Sandy Clee, a Simcoe County District School Board (SCDSB) senior planner (and author of this post), was awarded an Evergreen City Builders Award, the Toyota Playground Placemaker Award, in September 2016. The award recognizes outstanding innovation in the creation of children’s nature playgrounds. Sandy has been an integral part of the team responsible for creating a new standard for ‘green’ spaces and outdoor classrooms in the SCDSB.
Historically, school yards were a vibrant place for children to play, learn and grow. More recently, they have become a place for children to gather at recess. We fenced the perimeter of the yards, with smaller fenced areas to secure the most vulnerable students, kindergarten children. We cleared natural areas. Vegetation is minimized, with no muddy spots and definitely no wet areas. All of this has been replaced with manufactured playground equipment, in the name of safety.
These fences and formulaic play spaces have an effect on the school community. Evening and weekend free play at schools is less frequent. Students see no value in their school yard because they have no personal connection and no sense of ownership of the space. Natural play has been replaced with organized, supervised sports, and children are losing their ability to play, wonder, experience and imagine.
Simcoe County District School Board (SCDSB) staff observed these changes, and decided to dabble in the world of wonder. We wondered what would happen if children were not fenced in small pens, if the outdoors was considered an extension of the classroom and if school yards had natural areas. We explored what beneficial risk looks like, how families might use naturalized school yards and how educators genuinely feel about leading classes outside.
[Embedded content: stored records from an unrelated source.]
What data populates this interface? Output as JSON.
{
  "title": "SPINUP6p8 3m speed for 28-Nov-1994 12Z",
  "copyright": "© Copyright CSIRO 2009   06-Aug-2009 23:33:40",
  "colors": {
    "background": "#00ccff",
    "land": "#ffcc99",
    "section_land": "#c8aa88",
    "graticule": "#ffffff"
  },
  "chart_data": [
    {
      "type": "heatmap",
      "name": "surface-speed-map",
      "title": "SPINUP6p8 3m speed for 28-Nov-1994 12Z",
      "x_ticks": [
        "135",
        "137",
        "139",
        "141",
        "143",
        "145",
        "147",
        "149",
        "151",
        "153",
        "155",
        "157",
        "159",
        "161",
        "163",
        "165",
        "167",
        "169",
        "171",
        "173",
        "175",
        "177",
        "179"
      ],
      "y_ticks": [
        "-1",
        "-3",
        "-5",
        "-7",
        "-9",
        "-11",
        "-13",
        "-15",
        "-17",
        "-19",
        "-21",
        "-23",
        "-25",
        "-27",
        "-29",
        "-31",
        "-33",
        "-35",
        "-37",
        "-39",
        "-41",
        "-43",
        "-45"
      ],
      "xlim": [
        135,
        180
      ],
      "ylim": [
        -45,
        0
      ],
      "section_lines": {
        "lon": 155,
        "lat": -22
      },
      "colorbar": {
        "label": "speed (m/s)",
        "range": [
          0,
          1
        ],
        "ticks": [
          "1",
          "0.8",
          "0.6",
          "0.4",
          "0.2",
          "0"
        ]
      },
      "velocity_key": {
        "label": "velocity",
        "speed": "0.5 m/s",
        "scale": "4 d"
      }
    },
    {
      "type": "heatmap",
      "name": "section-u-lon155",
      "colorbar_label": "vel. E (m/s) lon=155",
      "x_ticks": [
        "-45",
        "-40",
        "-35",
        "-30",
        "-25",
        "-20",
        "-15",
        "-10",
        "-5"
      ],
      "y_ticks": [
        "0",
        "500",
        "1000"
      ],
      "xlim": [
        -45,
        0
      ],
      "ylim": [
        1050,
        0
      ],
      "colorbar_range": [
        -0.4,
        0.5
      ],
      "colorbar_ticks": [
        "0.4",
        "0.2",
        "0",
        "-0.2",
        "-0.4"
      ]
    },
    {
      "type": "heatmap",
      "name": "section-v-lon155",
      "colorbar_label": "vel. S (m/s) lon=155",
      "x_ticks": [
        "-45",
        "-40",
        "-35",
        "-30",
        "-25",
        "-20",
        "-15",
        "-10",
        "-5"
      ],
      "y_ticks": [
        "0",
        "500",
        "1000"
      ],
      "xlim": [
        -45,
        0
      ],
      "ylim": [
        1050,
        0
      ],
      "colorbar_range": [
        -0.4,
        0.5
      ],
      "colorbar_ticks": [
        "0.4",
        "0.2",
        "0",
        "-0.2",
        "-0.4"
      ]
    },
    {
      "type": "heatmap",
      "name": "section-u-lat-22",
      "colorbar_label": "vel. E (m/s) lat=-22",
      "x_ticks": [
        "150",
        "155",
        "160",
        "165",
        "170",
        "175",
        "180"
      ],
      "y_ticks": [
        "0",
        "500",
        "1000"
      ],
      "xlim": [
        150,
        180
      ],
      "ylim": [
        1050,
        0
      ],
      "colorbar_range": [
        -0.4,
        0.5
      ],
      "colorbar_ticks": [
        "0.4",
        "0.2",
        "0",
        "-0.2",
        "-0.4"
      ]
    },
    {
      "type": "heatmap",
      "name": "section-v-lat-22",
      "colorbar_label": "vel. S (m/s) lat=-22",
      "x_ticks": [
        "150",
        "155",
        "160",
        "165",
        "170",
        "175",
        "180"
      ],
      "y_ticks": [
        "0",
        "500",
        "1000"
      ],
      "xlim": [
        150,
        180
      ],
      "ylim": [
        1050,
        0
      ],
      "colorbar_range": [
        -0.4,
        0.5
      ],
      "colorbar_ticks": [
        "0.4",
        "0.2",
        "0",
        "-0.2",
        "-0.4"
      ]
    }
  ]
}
Now, after seven years of careful planning, we’ve removed fences, naturalized playground space, developed an outdoor curriculum guide and provided professional development opportunities and other support for educators.
We started with our youngest learners – those in our kindergarten program, and the results are surfacing. They are displaying natural curiosity, deep-rooted inquiry, an increase in confidence and improved self-regulation development. Educators are experiencing natural connections like never before. Children are engaged, thoughtful, eager and ready to explore. As a result, the SCDSB’s goal is to have every kindergarten class participate daily in outdoor inquiry.
The process was not easy. The enthusiasm for new outdoor learning spaces was not shared by all. We have faced physical challenges of space use and school design, as well as capacity barriers among educators, senior staff and administration. Not everyone wants to go outside. A team including individuals from the Facilities and Program and Innovation departments has removed physical barriers and increased staff capacity and comfort. We have altered physical landscapes, and offered professional development opportunities and one-on-one teaching guidance to ensure our staff and students have the tools they need to play, learn and grow outdoors.
Kindergarten in the SCDSB has transformed from lesson plans to inquiry play-based programming. It is evolving into a rich program, where all senses are explored, within the classroom and beyond the classroom walls.
To explore the impacts of outdoor learning in natural spaces, the SCDSB has partnered with the Back to Nature Network to conduct research. This is the first research program of this type in Ontario, with results expected in Fall 2017. The results will be used to support the development and implementation of outdoor learning programs.
Where can we go from here? One just needs to wonder!